The issue also exists when accessing the data through Pervasive.SQL (ODBC, Ole-DB, etc) which requires tables to be defined in the DDFs. Some applications will choose to not define the sensitive tables and leave them strictly to Btrieve access with an owner name. Files that are not defined in the ddfs will not be migrated to the new SQL server – this is a problem…

How do these two approaches migrate to MSSQL?

First, keep in mind; SQL tables do not require direct access by users. In other words, your application can be given a login which only it knows so users cannot access the data directly – only through the application. So, if the server, database, tables are locked down under security, auditing, etc, the data should be even safer in the SQL tables than it was under Btrieve. So, most administrators would not encourage the use of table encryption for instance.

For the data files which are not currently defined in the DDFs, there are several approaches.

  1. Define them in the ddfs. You don’t have to define each field – leave most of the record as a binary. Only the indexed fields must be properly defined.

But perhaps you intend to continue shipping the same ddfs to Btrieve customers and still don’t want the tables to appear here.

  1. Backup the current ddfs and define the secure tables.
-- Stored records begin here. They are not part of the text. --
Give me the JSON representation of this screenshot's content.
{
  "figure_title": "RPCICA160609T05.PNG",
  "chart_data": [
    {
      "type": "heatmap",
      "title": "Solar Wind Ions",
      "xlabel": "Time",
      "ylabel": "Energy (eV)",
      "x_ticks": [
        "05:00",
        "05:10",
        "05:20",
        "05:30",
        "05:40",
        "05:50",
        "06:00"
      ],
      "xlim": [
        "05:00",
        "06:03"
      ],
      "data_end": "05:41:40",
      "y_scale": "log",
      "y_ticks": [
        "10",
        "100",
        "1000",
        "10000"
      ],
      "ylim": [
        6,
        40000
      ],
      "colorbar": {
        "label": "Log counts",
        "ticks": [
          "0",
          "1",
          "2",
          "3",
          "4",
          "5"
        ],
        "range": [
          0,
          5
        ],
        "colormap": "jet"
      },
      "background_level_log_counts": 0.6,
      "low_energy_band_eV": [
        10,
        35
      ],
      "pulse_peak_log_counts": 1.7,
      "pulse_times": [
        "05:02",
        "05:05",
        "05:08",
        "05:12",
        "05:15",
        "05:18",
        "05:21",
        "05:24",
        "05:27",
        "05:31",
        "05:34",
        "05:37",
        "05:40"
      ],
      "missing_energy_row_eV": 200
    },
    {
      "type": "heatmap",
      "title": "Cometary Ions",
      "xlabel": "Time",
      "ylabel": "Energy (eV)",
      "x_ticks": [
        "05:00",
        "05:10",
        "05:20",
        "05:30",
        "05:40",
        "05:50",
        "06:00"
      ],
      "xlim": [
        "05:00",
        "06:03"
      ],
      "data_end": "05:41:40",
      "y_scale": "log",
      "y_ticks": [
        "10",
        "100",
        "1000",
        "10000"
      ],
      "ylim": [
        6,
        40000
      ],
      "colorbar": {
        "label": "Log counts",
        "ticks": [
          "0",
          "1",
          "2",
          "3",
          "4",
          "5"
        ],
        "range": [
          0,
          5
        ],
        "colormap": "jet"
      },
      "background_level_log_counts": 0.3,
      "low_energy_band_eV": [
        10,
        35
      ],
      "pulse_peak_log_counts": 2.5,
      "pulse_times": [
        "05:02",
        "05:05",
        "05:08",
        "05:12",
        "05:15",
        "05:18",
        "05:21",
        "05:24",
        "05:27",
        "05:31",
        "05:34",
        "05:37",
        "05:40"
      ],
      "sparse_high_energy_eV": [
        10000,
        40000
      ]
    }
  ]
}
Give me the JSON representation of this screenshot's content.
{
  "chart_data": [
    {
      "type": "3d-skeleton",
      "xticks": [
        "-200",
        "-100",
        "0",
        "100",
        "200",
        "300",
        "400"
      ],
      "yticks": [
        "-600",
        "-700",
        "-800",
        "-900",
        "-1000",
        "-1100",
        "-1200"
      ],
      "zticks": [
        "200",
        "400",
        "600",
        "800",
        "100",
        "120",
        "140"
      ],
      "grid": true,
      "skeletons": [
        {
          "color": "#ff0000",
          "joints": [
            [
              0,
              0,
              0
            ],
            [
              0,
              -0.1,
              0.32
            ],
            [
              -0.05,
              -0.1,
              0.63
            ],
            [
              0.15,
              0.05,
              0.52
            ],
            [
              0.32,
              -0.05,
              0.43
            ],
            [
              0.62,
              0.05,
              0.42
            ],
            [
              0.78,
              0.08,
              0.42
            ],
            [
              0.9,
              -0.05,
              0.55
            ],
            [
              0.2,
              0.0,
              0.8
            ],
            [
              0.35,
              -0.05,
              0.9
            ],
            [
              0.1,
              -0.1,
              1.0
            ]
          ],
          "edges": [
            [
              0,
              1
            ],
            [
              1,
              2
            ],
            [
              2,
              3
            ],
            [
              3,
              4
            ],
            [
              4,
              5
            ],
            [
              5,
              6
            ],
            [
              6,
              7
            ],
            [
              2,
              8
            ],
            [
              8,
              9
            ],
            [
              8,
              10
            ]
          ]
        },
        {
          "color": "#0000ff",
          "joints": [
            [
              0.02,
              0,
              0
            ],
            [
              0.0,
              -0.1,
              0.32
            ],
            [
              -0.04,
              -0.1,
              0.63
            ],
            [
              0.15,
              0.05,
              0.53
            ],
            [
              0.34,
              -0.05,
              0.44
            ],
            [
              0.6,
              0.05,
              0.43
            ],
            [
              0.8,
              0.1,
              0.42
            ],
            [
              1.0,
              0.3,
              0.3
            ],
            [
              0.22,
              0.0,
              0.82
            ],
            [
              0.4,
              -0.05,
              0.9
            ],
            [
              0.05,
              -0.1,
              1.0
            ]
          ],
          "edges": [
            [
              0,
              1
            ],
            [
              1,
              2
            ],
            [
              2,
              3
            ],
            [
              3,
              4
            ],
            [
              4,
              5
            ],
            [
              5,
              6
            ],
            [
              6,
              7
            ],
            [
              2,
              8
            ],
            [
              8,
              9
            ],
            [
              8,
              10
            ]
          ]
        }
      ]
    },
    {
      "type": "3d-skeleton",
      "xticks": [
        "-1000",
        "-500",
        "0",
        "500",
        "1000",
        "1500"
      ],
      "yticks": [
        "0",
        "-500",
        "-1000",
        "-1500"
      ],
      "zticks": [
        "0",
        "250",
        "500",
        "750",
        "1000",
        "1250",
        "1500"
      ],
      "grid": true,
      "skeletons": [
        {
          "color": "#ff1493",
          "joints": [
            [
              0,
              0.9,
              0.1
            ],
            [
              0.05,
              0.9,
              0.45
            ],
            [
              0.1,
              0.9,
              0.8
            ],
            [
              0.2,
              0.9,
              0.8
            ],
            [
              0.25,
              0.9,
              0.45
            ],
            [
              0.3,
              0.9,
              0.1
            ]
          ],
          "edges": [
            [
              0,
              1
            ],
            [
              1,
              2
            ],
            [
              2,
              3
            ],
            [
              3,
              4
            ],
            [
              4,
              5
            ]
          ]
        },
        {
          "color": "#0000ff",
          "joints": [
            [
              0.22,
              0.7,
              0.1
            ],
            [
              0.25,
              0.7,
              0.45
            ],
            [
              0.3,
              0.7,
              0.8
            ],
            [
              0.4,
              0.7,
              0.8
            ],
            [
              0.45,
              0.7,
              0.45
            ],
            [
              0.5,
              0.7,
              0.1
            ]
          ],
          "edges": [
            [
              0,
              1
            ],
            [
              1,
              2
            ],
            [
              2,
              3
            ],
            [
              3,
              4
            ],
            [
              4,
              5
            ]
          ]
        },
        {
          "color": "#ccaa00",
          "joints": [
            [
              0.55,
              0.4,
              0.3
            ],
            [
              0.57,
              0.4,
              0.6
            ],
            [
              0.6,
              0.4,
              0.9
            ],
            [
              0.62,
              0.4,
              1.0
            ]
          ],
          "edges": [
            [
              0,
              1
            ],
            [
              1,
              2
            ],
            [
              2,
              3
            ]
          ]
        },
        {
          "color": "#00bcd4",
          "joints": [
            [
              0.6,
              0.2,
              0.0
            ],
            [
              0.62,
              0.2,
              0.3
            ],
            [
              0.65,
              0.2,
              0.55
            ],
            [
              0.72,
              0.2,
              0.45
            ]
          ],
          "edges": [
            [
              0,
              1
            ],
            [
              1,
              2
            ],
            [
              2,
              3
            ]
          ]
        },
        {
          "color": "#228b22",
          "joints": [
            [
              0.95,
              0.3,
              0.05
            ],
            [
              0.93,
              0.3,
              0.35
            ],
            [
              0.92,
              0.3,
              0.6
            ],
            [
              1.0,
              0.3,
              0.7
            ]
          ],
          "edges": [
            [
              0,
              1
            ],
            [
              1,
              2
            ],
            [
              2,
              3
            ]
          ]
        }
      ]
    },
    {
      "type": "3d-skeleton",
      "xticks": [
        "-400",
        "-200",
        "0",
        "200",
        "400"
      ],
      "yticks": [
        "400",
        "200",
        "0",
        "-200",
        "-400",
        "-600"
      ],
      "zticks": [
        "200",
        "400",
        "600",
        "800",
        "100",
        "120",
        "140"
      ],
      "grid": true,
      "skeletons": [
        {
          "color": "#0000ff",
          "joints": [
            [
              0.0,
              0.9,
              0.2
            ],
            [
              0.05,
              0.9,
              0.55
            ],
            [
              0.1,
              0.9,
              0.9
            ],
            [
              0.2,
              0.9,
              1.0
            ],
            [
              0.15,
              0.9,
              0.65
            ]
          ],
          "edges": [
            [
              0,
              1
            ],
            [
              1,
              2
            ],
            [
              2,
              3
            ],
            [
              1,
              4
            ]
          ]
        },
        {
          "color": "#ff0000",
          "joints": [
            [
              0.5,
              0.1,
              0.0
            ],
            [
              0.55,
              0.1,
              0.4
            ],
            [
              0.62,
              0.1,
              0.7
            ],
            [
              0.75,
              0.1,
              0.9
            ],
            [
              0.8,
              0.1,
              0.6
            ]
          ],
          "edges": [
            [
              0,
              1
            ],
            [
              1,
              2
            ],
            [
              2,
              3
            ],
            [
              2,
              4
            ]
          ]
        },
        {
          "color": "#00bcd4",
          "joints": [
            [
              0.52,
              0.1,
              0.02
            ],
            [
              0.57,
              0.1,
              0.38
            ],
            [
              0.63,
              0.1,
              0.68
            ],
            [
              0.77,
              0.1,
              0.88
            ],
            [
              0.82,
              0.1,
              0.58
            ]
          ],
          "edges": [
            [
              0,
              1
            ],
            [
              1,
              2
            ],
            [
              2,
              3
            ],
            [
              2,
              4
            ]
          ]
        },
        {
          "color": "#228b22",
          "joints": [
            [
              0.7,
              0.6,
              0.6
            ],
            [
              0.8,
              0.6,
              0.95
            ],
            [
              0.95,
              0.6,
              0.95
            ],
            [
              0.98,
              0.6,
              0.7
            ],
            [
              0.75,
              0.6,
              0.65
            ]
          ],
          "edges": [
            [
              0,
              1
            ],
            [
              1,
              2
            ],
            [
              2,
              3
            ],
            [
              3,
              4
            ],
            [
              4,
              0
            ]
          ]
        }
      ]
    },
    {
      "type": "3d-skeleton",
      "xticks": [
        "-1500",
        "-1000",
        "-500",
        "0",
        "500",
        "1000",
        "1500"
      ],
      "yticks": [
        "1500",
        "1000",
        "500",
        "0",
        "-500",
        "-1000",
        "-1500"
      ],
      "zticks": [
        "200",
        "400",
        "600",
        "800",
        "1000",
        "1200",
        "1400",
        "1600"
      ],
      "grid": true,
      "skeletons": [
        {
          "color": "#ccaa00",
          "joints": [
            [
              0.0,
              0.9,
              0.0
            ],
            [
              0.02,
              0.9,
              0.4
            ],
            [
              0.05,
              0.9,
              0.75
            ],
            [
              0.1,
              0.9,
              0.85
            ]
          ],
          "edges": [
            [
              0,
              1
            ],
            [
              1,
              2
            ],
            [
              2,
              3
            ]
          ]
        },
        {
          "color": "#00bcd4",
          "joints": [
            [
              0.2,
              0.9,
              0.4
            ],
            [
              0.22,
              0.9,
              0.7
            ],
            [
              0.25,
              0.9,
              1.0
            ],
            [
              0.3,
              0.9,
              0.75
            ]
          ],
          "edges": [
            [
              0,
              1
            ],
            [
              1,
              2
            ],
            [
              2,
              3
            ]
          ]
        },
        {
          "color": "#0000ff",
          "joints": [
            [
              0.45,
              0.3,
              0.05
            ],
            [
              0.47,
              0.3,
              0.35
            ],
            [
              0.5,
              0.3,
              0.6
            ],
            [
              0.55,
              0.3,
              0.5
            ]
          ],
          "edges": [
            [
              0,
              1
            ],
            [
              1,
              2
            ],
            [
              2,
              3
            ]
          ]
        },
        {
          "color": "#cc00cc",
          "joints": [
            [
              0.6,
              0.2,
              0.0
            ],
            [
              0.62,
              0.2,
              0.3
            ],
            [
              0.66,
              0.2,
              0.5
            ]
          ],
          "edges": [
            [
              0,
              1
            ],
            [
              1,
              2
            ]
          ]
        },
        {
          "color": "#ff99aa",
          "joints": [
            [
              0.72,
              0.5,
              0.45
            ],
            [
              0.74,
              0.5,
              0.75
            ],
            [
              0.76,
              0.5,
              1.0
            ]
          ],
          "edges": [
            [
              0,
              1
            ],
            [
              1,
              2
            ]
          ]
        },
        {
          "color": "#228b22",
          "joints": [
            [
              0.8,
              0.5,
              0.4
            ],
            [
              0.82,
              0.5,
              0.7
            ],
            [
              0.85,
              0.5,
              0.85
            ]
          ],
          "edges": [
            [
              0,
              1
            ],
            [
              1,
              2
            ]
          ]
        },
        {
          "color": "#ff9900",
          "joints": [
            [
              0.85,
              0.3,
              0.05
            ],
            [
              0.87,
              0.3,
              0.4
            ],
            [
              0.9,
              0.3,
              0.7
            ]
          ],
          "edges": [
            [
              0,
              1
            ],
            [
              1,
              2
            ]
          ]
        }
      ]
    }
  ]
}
You will then be maintaining two sets of ddfs.
  2. Create a blank set of ddfs in another folder (that does not ship to the customers). In here, define just the secure tables. You will then have to migrate both sets of tables to the SQL server.

Another thought to further ensure security on the sensitive tables: separate the data into another database. Whether the tables are all defined in one set of ddf, or in two, you can migrate them to different database on the SQL server. This really doesn’t change the security of the data as logins can control access to the tables anyway. But it does clearly partition the data and make it easier to know which tables must have tighter security control.

Working with the new data

Now that the Pervasive Control Center is gone, how do I look at the data on the server?

The usual method is the Microsoft SQL Server Management Studio that ships with SQL Server.

There are also many tools available for purchase online. One such is Aqua Data Studio – http://www.aquafold.com/

Most of these tools let you execute queries, edit data, modify table structures, import/export, etc.